Credit unions are financial cooperatives. There are three aspects that determine the boundaries of a credit union.
- Member ownership and direction
- Not-for-profit orientation
- Volunteer involvement
Credit unions are formed by groups of people with a common bond who decide they want to be in control of their financial future. These people, called members, furnish the original capital for the credit union to begin. With this money put in as savings, they make low-cost loans to each other. This is where the credit union philiophsy of "people helping people" came from.
This original group of people must have a "common bond". It can be working for the same employer, living in the same community or attending the same church.
This is referred to as the "field of membership". It is possible for credit unions to expand their field of membership to allow smaller employee groups to participate in the benefits of the credit union.
Each member has one share in the credit union and each member has one vote no matter how much or how little the member deposits or borrows.

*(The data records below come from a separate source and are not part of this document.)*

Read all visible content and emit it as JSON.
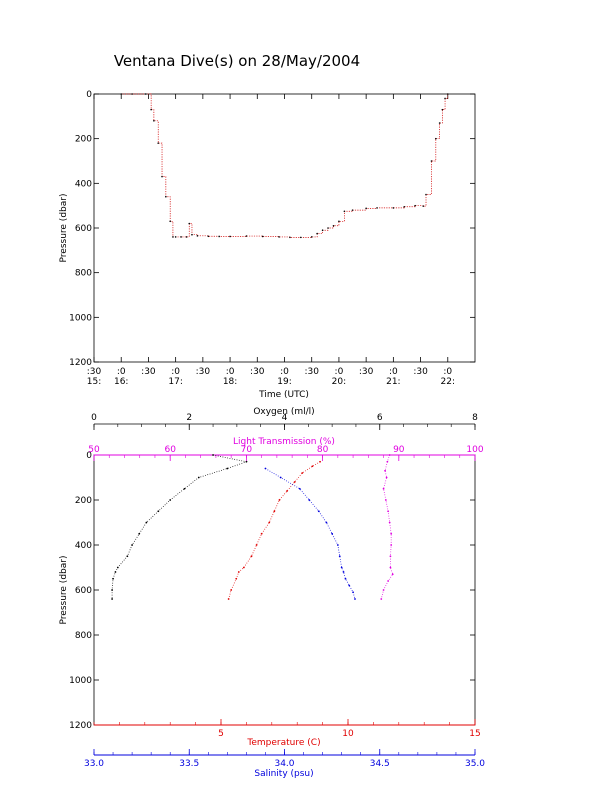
{
  "title": "Ventana Dive(s) on 28/May/2004",
  "colors": {
    "axis": "#000000",
    "time_trace_points": "#000000",
    "time_trace_line": "#d00000",
    "oxygen": "#000000",
    "temperature": "#e00000",
    "salinity": "#0000dd",
    "light_transmission": "#e000e0"
  },
  "chart_data": [
    {
      "type": "line",
      "title": "Ventana Dive(s) on 28/May/2004",
      "xlabel": "Time (UTC)",
      "ylabel": "Pressure (dbar)",
      "x_unit": "hours UTC",
      "xlim": [
        15.5,
        22.5
      ],
      "ylim": [
        1200,
        0
      ],
      "y_reversed": true,
      "ytick_labels": [
        "0",
        "200",
        "400",
        "600",
        "800",
        "1000",
        "1200"
      ],
      "xtick_labels": [
        {
          "minute": ":30",
          "hour": "15:"
        },
        {
          "minute": ":0",
          "hour": "16:"
        },
        {
          "minute": ":30",
          "hour": ""
        },
        {
          "minute": ":0",
          "hour": "17:"
        },
        {
          "minute": ":30",
          "hour": ""
        },
        {
          "minute": ":0",
          "hour": "18:"
        },
        {
          "minute": ":30",
          "hour": ""
        },
        {
          "minute": ":0",
          "hour": "19:"
        },
        {
          "minute": ":30",
          "hour": ""
        },
        {
          "minute": ":0",
          "hour": "20:"
        },
        {
          "minute": ":30",
          "hour": ""
        },
        {
          "minute": ":0",
          "hour": "21:"
        },
        {
          "minute": ":30",
          "hour": ""
        },
        {
          "minute": ":0",
          "hour": "22:"
        }
      ],
      "series": [
        {
          "x": [
            16.0,
            16.2,
            16.45,
            16.55,
            16.6,
            16.68,
            16.75,
            16.82,
            16.9,
            16.95,
            17.0,
            17.1,
            17.2,
            17.25,
            17.3,
            17.4,
            17.6,
            17.8,
            18.0,
            18.3,
            18.6,
            18.9,
            19.1,
            19.3,
            19.5,
            19.6,
            19.7,
            19.8,
            19.9,
            20.0,
            20.1,
            20.25,
            20.5,
            20.7,
            21.0,
            21.2,
            21.4,
            21.55,
            21.6,
            21.7,
            21.78,
            21.85,
            21.9,
            21.95,
            22.0
          ],
          "y": [
            0,
            0,
            0,
            70,
            120,
            220,
            370,
            460,
            570,
            640,
            640,
            640,
            640,
            580,
            630,
            635,
            637,
            638,
            638,
            636,
            638,
            640,
            642,
            642,
            640,
            625,
            610,
            600,
            590,
            570,
            525,
            520,
            512,
            510,
            510,
            505,
            500,
            502,
            450,
            300,
            200,
            130,
            70,
            20,
            0
          ]
        }
      ]
    },
    {
      "type": "line",
      "ylabel": "Pressure (dbar)",
      "ylim": [
        1200,
        0
      ],
      "y_reversed": true,
      "ytick_labels": [
        "0",
        "200",
        "400",
        "600",
        "800",
        "1000",
        "1200"
      ],
      "axes": {
        "oxygen": {
          "label": "Oxygen (ml/l)",
          "position": "top",
          "range": [
            0,
            8
          ],
          "tick_labels": [
            "0",
            "2",
            "4",
            "6",
            "8"
          ]
        },
        "light_transmission": {
          "label": "Light Transmission (%)",
          "position": "top",
          "range": [
            50,
            100
          ],
          "tick_labels": [
            "50",
            "60",
            "70",
            "80",
            "90",
            "100"
          ]
        },
        "temperature": {
          "label": "Temperature (C)",
          "position": "bottom",
          "range": [
            0,
            15
          ],
          "tick_labels": [
            "5",
            "10",
            "15"
          ]
        },
        "salinity": {
          "label": "Salinity (psu)",
          "position": "bottom",
          "range": [
            33.0,
            35.0
          ],
          "tick_labels": [
            "33.0",
            "33.5",
            "34.0",
            "34.5",
            "35.0"
          ]
        }
      },
      "series": [
        {
          "axis": "oxygen",
          "y": [
            0,
            30,
            60,
            100,
            150,
            200,
            250,
            300,
            350,
            400,
            450,
            500,
            520,
            550,
            600,
            640
          ],
          "x": [
            2.5,
            3.2,
            2.8,
            2.2,
            1.9,
            1.6,
            1.35,
            1.1,
            0.95,
            0.8,
            0.7,
            0.5,
            0.45,
            0.4,
            0.38,
            0.38
          ]
        },
        {
          "axis": "temperature",
          "y": [
            30,
            50,
            80,
            120,
            160,
            200,
            250,
            300,
            350,
            400,
            450,
            500,
            520,
            550,
            600,
            640
          ],
          "x": [
            8.9,
            8.6,
            8.2,
            7.9,
            7.6,
            7.3,
            7.1,
            6.9,
            6.6,
            6.4,
            6.2,
            5.9,
            5.7,
            5.6,
            5.4,
            5.3
          ]
        },
        {
          "axis": "salinity",
          "y": [
            60,
            100,
            150,
            200,
            250,
            300,
            350,
            400,
            450,
            500,
            520,
            550,
            580,
            610,
            640
          ],
          "x": [
            33.9,
            33.98,
            34.08,
            34.13,
            34.18,
            34.22,
            34.25,
            34.28,
            34.29,
            34.3,
            34.31,
            34.32,
            34.34,
            34.36,
            34.37
          ]
        },
        {
          "axis": "light_transmission",
          "y": [
            0,
            30,
            70,
            100,
            150,
            200,
            250,
            300,
            350,
            400,
            450,
            500,
            530,
            560,
            600,
            640
          ],
          "x": [
            88.8,
            88.5,
            88.2,
            88.4,
            88.0,
            88.3,
            88.6,
            88.8,
            89.0,
            89.0,
            88.9,
            88.9,
            89.2,
            88.6,
            88.0,
            87.7
          ]
        }
      ]
    }
  ]
}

This is the democratic control structure of credit unions.
Not-for-profit does not mean that we do not make money. It is obvious that we have to make money in order to operate. But, we are not about profit. We pay the majority of our income after expenses back to our members in the form of higher interest rates on deposits. And by keeping our loan rates lower that banks, we do not have the profit margin that large commercial banks have.
The Board of Directors and committee members are all volunteers. They are here to help meet the member's expectations, ensuring the quality of service to the members and to oversee the soundness and safety of the credit union. They bear an enormous responsibility in lending their time and experience to the credit union and in most cases, do not get monetary compensations.
All credit unions are regulated by government agencies. Some are regulated by the state they operate in and the federal government regulates some. All federal and many state chartered credit union deposits are insured by the National Credit Union Share Insurance Fund (NCUSIF).